This is the third in the series of posts that deals with the Part 36 provisions coming into force on the 6th April 2015. Here we look at the rules restricting disclosure of a Part 36 offer and some important new provisions.
RESTRICTIONS OF DISCLOSURE OF A PART 36 OFFER
The provisions preventing disclosure of a Part 36 offer until after a case has been decided are retained. However there are new provisions that deal specifically with the situation when there is a split trial or where some, but not all, of the issues are decided.
THE NEW RULE
Restriction on disclosure of a Part 36 offer
36.16.—(1) A Part 36 offer will be treated as “without prejudice except as to costs”.
(2) The fact that a Part 36 offer has been made and the terms of such offer must not be
communicated to the trial judge until the case has been decided.
(3) Paragraph (2) does not apply—
(a) where the defence of tender before claim has been raised;
(b) where the proceedings have been stayed under rule 36.14 following acceptance of
a Part 36 offer;
(c) where the offeror and the offeree agree in writing that it should not apply; or
(d) where, although the case has not been decided—
(i) any part of, or issue in, the case has been decided; and
(ii) the Part 36 offer relates only to parts or issues that have been decided.

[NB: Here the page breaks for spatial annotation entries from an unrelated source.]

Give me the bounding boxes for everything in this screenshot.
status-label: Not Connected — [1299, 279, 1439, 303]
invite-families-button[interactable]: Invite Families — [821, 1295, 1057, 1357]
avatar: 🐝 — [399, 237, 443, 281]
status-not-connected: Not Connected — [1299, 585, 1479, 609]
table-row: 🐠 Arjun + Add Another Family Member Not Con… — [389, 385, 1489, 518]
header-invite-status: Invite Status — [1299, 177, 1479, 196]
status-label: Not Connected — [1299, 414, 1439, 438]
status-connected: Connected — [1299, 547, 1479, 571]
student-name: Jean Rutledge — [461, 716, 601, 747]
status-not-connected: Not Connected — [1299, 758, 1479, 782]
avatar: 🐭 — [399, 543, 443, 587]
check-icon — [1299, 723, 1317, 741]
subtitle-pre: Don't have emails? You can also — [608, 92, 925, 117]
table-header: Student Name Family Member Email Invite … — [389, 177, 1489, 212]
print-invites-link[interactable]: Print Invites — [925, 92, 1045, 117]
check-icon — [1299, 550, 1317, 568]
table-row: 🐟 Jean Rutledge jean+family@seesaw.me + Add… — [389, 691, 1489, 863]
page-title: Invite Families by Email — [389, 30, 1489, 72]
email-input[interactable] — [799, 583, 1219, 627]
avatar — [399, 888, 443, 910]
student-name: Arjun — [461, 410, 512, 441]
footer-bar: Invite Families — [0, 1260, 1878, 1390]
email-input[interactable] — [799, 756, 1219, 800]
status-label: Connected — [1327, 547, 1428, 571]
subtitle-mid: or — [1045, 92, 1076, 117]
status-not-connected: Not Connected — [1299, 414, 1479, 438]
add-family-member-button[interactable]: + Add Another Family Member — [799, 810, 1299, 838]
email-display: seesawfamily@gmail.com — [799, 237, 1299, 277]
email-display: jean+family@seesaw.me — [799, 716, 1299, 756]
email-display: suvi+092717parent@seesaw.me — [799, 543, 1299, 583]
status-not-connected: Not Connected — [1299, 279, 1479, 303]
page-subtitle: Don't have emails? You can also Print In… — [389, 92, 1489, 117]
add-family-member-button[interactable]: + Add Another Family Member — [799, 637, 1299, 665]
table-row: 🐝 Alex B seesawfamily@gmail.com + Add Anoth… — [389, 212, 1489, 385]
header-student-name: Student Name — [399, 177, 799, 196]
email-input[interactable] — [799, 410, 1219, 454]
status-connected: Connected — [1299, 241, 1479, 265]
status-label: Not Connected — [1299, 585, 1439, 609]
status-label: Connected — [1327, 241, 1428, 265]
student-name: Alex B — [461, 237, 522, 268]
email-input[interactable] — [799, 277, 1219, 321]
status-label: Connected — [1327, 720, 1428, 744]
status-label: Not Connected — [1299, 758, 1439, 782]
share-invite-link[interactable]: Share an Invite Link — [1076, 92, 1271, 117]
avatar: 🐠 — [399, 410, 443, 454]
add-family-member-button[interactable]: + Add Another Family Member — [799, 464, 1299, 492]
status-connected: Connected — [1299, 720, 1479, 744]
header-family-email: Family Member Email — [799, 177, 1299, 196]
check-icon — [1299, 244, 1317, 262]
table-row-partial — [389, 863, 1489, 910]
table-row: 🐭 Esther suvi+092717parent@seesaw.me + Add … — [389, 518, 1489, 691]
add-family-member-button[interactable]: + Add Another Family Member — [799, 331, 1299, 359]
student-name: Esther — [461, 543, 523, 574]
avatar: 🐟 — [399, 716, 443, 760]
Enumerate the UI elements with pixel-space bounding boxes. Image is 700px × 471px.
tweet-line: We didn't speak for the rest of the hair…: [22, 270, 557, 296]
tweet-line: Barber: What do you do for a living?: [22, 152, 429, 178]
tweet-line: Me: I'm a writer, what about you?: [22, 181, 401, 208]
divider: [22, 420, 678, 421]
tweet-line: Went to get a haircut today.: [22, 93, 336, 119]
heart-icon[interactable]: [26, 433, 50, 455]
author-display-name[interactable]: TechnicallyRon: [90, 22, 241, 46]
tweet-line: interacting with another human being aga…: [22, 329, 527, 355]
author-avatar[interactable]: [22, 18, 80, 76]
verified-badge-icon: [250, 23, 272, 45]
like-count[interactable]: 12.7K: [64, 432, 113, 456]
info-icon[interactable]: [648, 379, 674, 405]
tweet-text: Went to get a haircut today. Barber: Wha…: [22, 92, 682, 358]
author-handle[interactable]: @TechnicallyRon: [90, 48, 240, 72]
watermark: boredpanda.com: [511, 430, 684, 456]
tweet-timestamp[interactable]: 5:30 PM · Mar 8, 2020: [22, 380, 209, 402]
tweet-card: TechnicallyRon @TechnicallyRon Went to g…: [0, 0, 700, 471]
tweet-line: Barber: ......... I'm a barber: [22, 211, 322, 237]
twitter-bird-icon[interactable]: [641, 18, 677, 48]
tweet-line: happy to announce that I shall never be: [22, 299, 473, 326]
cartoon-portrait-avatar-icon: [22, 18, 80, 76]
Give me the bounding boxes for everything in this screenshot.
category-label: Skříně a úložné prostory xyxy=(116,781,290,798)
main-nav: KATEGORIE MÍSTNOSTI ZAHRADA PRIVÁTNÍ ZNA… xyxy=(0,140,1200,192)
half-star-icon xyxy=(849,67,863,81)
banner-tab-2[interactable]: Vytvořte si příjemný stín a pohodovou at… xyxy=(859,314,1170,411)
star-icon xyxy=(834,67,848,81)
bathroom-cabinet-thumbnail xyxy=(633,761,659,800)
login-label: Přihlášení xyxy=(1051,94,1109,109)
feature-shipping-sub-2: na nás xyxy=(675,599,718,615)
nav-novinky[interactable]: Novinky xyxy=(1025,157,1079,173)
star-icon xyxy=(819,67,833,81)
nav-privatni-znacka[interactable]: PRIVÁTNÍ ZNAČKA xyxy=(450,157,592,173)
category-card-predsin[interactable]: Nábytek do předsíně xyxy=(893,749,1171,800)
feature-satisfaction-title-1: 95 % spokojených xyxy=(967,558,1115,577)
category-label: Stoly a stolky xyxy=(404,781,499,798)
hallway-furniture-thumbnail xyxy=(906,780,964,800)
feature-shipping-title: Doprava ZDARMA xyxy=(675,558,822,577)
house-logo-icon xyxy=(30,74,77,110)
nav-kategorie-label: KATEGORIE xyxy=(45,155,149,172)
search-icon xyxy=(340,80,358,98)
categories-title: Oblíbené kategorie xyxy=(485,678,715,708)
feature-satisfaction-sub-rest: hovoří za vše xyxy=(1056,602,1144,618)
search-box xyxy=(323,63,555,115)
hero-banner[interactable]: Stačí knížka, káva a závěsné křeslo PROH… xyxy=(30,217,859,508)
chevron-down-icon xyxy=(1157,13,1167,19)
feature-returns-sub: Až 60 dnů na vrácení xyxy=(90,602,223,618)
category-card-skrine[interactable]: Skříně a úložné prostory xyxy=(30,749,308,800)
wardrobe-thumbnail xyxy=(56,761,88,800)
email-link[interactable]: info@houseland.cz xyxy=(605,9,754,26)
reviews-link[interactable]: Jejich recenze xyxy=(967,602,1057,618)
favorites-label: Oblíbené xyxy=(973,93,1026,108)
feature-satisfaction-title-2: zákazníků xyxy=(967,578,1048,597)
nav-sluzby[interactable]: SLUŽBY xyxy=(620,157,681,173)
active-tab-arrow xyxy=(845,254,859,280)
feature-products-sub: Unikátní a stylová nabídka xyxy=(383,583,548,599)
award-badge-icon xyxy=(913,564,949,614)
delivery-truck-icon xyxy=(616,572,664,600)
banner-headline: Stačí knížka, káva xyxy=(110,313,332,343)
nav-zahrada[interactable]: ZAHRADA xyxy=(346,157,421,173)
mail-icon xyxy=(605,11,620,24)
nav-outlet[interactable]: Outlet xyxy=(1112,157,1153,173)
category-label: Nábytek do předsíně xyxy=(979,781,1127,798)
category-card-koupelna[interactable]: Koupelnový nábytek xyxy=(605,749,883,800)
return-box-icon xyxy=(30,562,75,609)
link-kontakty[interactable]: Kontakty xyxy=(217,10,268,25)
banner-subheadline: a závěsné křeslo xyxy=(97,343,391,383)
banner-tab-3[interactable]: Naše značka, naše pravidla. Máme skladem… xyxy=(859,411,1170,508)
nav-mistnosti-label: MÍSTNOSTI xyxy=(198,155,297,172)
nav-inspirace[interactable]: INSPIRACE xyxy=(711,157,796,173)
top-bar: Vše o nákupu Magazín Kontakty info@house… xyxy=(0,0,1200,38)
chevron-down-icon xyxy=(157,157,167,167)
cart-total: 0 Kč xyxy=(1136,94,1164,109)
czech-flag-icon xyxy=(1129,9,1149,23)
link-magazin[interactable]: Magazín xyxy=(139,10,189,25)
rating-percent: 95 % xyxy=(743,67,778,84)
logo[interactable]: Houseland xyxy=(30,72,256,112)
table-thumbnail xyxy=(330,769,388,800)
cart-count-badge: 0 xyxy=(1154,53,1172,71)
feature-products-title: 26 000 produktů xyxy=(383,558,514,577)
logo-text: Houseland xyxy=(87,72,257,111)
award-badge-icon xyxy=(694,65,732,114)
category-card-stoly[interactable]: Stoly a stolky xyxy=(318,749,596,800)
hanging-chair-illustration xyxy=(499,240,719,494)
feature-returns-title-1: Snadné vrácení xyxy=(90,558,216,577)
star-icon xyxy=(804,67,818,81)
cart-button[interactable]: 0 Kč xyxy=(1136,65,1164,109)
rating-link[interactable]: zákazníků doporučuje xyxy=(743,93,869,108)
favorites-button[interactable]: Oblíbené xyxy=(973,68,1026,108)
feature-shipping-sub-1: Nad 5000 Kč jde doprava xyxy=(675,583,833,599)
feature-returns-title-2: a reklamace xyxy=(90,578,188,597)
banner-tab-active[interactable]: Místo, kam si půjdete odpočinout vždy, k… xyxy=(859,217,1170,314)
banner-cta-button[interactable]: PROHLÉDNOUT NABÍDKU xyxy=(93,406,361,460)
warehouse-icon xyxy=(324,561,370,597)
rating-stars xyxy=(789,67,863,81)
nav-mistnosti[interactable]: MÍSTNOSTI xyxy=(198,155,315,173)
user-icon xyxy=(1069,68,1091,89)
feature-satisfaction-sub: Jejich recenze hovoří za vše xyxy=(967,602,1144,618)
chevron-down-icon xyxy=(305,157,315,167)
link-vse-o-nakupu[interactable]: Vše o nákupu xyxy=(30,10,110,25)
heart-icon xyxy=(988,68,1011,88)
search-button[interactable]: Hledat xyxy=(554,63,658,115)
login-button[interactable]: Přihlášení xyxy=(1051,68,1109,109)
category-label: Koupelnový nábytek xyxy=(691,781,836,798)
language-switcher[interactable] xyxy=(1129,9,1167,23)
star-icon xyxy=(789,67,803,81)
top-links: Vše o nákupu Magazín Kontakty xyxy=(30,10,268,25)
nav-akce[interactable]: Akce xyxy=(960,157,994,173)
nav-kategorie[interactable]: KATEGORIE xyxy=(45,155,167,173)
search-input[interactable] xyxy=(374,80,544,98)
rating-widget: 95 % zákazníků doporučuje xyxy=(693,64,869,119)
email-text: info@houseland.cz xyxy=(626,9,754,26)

(4) In a case to which paragraph (3)(d)(i) applies, the trial judge—
(a) may be told whether or not there are Part 36 offers other than those referred to in
paragraph (3)(d)(ii); but
(b) must not be told the terms of any such other offers unless any of paragraphs (3)(a)
to (c) applies.”
THE NEW PROVISIONS
The new provisions are the sections in bold. In essence where the hearing or trial does not determine all the issues:
- The judge may be told about any Part 36 offers which relate to the issues decided.
- The judge must not be told of the terms of any other offers (unless the defence is one of tender before action; the proceedings are stayed following acceptance of a Part 36 offer or the parties agree in writing that 36.16(2) should not apply).
So, for instance, after a trial on liability the judge can be told of any offers in relation to liability but not in relation to damages.